The research draws on synthesis across value pluralism, pluralistic alignment, participatory and democratic AI, procedural justice, science and technology studies, and accountability research. It also incorporates aggregate themes from 11 expert interviews and three urban AI companion cases that illustrate how pluralistic approaches can improve model behavior while still committing ontological flattening.
The Pluralistic Lifecycle Governance (PLG) Framework
To address this gap, Mushkani and Rashid propose Pluralistic Lifecycle Governance (PLG)—a preliminary qualitative audit scaffold. PLG is not a validated scoring instrument; it is a framework for making the evidence and governance conditions of pluralistic AI explicit. It documents five dimensions:
| Dimension | Description |
|---|---|
| Ontological Openness | How open is the system to multiple ways of categorizing entities and relationships? |
| Epistemic Inclusion | Whose knowledge and ways of knowing are included in design and evaluation? |
| Procedural Authority | Who holds the power to define, contest, and revise categories and metrics? |
| Evaluation Pluralism | Are multiple forms of evidence and criteria used to assess system performance and harm? |
| Lifecycle Accountability | How are these commitments maintained across development, deployment, and decommissioning? |
According to the paper, PLG aims to document ontological openness, epistemic inclusion, procedural authority, evaluation pluralism, and lifecycle accountability. The authors emphasize that it is a qualitative scaffold, not a checklist, meant to surface governance conditions often hidden in technical design.

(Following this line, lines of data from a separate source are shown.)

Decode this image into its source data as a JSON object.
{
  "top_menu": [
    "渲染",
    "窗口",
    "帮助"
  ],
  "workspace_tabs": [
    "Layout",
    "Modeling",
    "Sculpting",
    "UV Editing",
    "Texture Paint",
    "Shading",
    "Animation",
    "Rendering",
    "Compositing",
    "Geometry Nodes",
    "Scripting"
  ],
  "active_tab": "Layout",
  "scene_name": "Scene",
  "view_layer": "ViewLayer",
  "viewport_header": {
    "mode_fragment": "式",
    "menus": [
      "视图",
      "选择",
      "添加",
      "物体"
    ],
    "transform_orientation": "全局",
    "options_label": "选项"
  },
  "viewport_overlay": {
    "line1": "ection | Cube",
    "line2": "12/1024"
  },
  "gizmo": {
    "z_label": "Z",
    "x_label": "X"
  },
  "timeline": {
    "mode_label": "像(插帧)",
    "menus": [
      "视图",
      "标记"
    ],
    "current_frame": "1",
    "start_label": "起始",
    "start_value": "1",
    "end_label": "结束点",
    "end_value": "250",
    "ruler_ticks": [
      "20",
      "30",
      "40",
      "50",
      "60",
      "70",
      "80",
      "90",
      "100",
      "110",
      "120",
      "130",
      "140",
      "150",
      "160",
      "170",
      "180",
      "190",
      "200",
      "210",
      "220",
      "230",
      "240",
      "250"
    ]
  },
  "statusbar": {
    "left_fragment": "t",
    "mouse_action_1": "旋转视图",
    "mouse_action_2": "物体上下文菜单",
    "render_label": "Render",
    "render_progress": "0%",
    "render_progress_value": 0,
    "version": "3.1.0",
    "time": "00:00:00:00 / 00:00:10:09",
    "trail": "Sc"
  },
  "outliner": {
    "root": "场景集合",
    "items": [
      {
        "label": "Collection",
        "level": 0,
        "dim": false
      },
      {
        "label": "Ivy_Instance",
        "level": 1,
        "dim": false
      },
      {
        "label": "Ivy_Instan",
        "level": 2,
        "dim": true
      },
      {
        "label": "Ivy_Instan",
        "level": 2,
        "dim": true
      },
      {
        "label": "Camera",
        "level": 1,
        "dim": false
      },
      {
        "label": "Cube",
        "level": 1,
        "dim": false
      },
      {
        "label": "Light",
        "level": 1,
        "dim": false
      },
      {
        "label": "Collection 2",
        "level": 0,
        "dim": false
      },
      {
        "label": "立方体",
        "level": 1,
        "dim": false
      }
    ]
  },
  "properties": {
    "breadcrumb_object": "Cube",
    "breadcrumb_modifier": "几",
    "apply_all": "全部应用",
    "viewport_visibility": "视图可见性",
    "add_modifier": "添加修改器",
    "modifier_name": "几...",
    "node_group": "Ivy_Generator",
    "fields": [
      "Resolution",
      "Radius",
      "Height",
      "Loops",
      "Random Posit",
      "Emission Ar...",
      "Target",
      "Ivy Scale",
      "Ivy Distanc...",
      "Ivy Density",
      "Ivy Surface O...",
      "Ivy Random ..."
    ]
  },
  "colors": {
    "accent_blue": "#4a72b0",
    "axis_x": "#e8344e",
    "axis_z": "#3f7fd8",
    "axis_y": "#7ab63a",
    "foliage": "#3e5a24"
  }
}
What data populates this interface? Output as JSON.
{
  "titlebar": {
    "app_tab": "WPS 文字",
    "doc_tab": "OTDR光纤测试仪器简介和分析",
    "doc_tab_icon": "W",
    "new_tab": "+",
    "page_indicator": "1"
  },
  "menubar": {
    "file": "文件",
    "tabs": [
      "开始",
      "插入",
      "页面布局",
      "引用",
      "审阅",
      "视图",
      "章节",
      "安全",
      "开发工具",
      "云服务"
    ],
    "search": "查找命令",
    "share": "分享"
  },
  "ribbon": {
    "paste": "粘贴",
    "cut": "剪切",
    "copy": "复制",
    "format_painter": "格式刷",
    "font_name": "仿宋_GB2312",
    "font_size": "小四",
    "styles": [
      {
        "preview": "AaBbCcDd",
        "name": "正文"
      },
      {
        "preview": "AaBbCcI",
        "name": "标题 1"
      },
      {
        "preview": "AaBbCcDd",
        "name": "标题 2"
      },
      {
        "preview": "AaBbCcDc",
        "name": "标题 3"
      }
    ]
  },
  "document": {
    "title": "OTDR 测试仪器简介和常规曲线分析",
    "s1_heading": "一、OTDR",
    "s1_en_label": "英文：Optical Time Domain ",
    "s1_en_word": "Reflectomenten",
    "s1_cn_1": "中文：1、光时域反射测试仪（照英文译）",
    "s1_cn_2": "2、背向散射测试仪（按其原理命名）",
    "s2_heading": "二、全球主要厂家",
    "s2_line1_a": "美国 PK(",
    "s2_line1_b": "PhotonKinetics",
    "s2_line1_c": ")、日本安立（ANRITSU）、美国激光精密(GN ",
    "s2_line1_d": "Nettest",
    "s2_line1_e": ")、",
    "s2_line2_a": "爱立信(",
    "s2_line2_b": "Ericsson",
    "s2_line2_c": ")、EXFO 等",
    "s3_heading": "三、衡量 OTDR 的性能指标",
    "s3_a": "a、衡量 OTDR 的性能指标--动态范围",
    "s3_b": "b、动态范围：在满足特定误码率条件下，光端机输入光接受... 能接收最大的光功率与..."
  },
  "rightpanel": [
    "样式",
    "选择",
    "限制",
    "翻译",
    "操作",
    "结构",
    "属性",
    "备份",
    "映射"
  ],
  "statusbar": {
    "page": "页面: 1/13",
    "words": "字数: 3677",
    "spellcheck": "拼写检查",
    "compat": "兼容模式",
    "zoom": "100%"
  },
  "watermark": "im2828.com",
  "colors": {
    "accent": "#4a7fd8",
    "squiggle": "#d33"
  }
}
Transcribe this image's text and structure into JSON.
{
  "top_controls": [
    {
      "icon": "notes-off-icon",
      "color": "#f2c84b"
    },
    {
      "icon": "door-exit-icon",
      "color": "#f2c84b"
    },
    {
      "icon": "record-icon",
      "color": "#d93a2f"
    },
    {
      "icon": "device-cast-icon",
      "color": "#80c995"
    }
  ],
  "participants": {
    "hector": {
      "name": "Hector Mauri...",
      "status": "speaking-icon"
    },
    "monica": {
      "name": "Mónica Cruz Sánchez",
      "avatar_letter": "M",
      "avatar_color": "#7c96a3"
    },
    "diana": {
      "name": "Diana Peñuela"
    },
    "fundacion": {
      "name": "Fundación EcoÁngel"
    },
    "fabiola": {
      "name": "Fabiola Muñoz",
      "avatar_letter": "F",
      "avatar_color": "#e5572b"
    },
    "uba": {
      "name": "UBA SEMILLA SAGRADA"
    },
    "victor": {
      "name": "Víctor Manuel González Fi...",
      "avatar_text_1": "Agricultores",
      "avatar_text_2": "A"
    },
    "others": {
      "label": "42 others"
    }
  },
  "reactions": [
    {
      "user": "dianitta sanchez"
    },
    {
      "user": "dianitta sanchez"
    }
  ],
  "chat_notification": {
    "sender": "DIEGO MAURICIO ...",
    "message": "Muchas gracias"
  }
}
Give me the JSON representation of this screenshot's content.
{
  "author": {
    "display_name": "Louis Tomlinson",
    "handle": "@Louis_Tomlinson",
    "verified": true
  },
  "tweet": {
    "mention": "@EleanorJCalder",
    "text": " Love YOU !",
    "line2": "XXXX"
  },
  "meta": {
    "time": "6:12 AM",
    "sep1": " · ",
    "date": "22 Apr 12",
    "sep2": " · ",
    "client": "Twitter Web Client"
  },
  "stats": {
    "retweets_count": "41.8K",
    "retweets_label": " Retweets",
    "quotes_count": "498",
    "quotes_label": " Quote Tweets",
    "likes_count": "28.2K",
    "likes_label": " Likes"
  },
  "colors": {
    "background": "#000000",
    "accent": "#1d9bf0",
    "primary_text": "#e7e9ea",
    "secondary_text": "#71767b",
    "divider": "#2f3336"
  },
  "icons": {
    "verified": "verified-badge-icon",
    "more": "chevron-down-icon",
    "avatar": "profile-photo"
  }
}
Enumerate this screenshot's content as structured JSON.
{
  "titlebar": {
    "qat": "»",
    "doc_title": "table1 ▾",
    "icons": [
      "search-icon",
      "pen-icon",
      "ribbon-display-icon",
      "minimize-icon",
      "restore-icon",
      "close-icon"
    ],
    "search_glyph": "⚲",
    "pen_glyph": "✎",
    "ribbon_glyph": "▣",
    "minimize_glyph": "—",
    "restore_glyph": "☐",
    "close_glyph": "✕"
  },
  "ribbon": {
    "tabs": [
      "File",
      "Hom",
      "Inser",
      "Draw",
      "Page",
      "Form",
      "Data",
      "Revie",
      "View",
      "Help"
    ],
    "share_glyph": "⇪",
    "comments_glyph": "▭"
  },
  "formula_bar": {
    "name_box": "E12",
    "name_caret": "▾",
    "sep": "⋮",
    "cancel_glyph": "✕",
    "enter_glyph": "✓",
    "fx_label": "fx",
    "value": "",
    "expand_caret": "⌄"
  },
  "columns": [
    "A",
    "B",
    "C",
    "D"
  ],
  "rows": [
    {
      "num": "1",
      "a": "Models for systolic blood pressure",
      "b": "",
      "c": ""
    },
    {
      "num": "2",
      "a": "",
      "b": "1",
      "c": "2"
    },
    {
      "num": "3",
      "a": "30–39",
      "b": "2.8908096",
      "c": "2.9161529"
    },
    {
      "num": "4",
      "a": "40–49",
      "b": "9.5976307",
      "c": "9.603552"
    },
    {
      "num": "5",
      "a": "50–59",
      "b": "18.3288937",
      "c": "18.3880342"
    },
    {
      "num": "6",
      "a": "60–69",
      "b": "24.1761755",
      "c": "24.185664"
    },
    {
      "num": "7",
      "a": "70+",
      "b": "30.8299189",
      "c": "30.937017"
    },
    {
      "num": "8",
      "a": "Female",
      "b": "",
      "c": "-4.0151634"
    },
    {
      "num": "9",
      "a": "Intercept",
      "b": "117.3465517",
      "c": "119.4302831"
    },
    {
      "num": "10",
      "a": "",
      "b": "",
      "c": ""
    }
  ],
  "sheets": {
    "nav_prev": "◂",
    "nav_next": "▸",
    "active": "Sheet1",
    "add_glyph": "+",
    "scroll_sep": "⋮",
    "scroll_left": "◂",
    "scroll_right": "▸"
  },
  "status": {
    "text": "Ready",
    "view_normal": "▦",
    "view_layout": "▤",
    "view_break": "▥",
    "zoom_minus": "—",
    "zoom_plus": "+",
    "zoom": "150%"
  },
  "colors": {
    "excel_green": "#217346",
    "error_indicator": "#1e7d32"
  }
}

Implications for Enterprise AI Buyers
For CTOs and technology procurement leaders, this research holds a critical lesson. AI systems purchased for supply chain, logistics, or customer management come with embedded ontologies that shape what is measured, optimized, and ignored. A system that reduces worker productivity to a single metric—such as packages sorted per hour—may flatten important dimensions like safety or job satisfaction. The PLG framework offers a language for asking vendors: What categories are you imposing? Who defined them? How can they be contested?
The paper does not provide a ready-made tool, but it pushes the conversation beyond value representation toward the foundational power of categories. As enterprises accelerate AI adoption, ignoring ontological flattening risks building systems that are efficient on paper but blind to the worlds they miss.